Lo scoppio della bolla immobiliare statunitense dal 2008 è stata la causa scatenante della crisi finanziaria con le insolvenze dei mutui “subprime” che hanno poi provocato il collasso di alcune banche di affari nei mesi successivi quali Bearn Sterns e Lehman Brothers, il salvataggio di un’altra storica icona della finanza come Merryl Lynch (comprata da Bank of America) e dei due Istituti pubblici che erogano mutui Fannie Mae e Freddie Mac.

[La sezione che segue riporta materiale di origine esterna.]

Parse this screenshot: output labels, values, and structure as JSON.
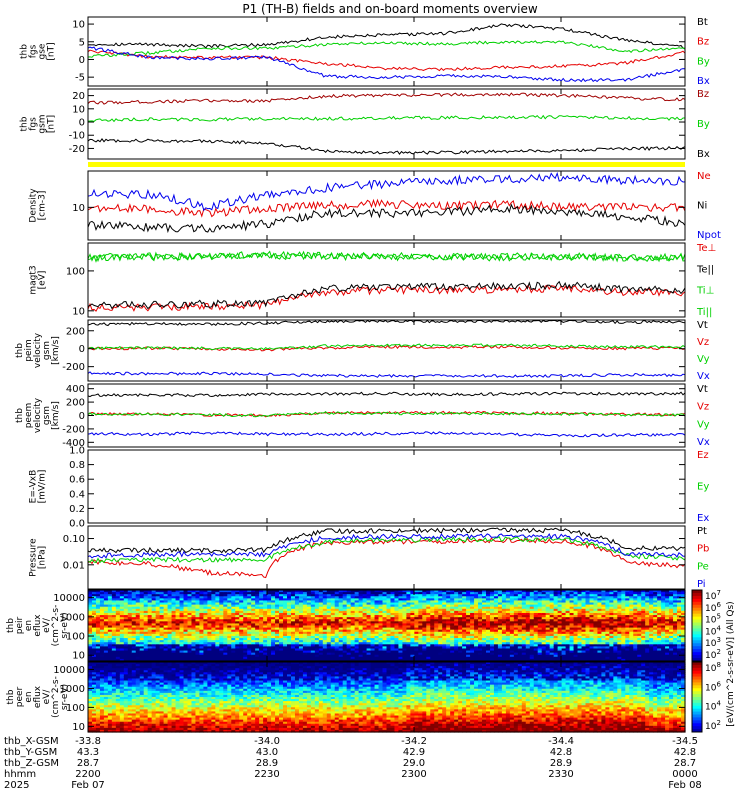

Nel 2005-2006, al picco della bolla immobiliare, negli USA si sono vendute poco più di 2mln di case ed il settore immobiliare e delle costruzioni insieme avevano una incidenza sul Pil dell’11% (in Cina siamo ora al 20% mentre in Spagna nel picco pre-crisi sono arrivati al 18%). Nel 2009, l’anno dello scoppio della bolla, le compravendite sono scese sotto le 700.000 con un incidenza del settore sul Pil crollata al 2%. Nel 2012 sono risalite a 920.000 con una partecipazione al Pil del 4% mentre i prezzi delle case sono cresciuti in media del 12% rispetto all’anno precedente, un rialzo record e sospetto che sarà di seguito approfondito.
La modesta ripresa del settore immobiliare (siamo ancora a -60% rispetto ai numeri del 2006) è stata agevolata dall’intervento monetario della FED che ha indotto una voluta e sensibile riduzione dei tassi sui mutui ipotecari. Il tasso fisso trentennale di finanziamento ipotecario è calato fino al 3,35% non più di sei mesi fa contro una media ben superiore al 6% nell’ultimo decennio.
Inoltre dalla metà del 2010 le banche hanno volutamente diminuito il numero di abitazioni espropriate messe all’asta per “stimolare” una artificiale ripresa delle quotazioni che aiutasse sia il loro portafoglio immobiliare, già molto pesante, che nuove operazioni ipotecarie o di rifinanziamento indotte dalla scarsità di immobili sul mercato. Il rifinanziamento del mutuo è una prassi molto comune negli Stati Uniti alquanto attraente con tassi in sensibile discesa alla quale possono accedere solo coloro che hanno un “capitale positivo” quando il valore dell’immobile è ancora superiore al residuo debito. In caso contrario il mutuo è definito “underwater”. Questi ultimi sono ancora il 23,5% del totale, un numero astronomico e solo in parte diminuito rispetto al record del 29% del 2011. Il progresso è infatti molto modesto se pensiamo al massiccio stimolo sia monetario che fiscale messo in campo dalla Banca Centrale e dal Governo per rivitalizzare il settore.
Infine dalla metà 2011 sono entrati sul mercato immobiliare anche fondi speculativi specializzati nel settore che hanno fatto incetta di interi condomini a prezzi da saldo per metterli a reddito. I prezzi delle locazioni sono infatti saliti in misura esponenziale nell’ultimo triennio. Chi è rimasto senza casa ma ha ancora disponibilità economiche cerca di affittare ma le abitazioni disponibili sono diminuite.
Ci sono infatti alcuni segnali di completa controtendenza che possono portare alla scoppio della seconda bolla immobiliare solo dopo un lustro dalla precedente. Dopo il recente rialzo dei tassi le domande di mutui sia nuove ma soprattutto di rifinanziamento sono diminuite del 40%. In alcuni Stati (ad es il Massachussets e la città di Boston) dove le banche hanno aumentato l’offerta di immobili i prezzi hanno ricominciato a scendere anche a doppia cifra. Inoltre il 25% dei mutui rinegoziati (sono stati più di tre milioni dallo scoppio della crisi) sono di nuovo in default già dopo 90gg.
Pertanto quando è venuto meno il contributo fondamentale della finanza con i tassi agevolati sui mutui il sistema immobiliare ha evidenziato ancora tutte le sue debolezze. Temo che sia l’inizio di un nuovo declino o forse anche di una ben più rovinosa caduta.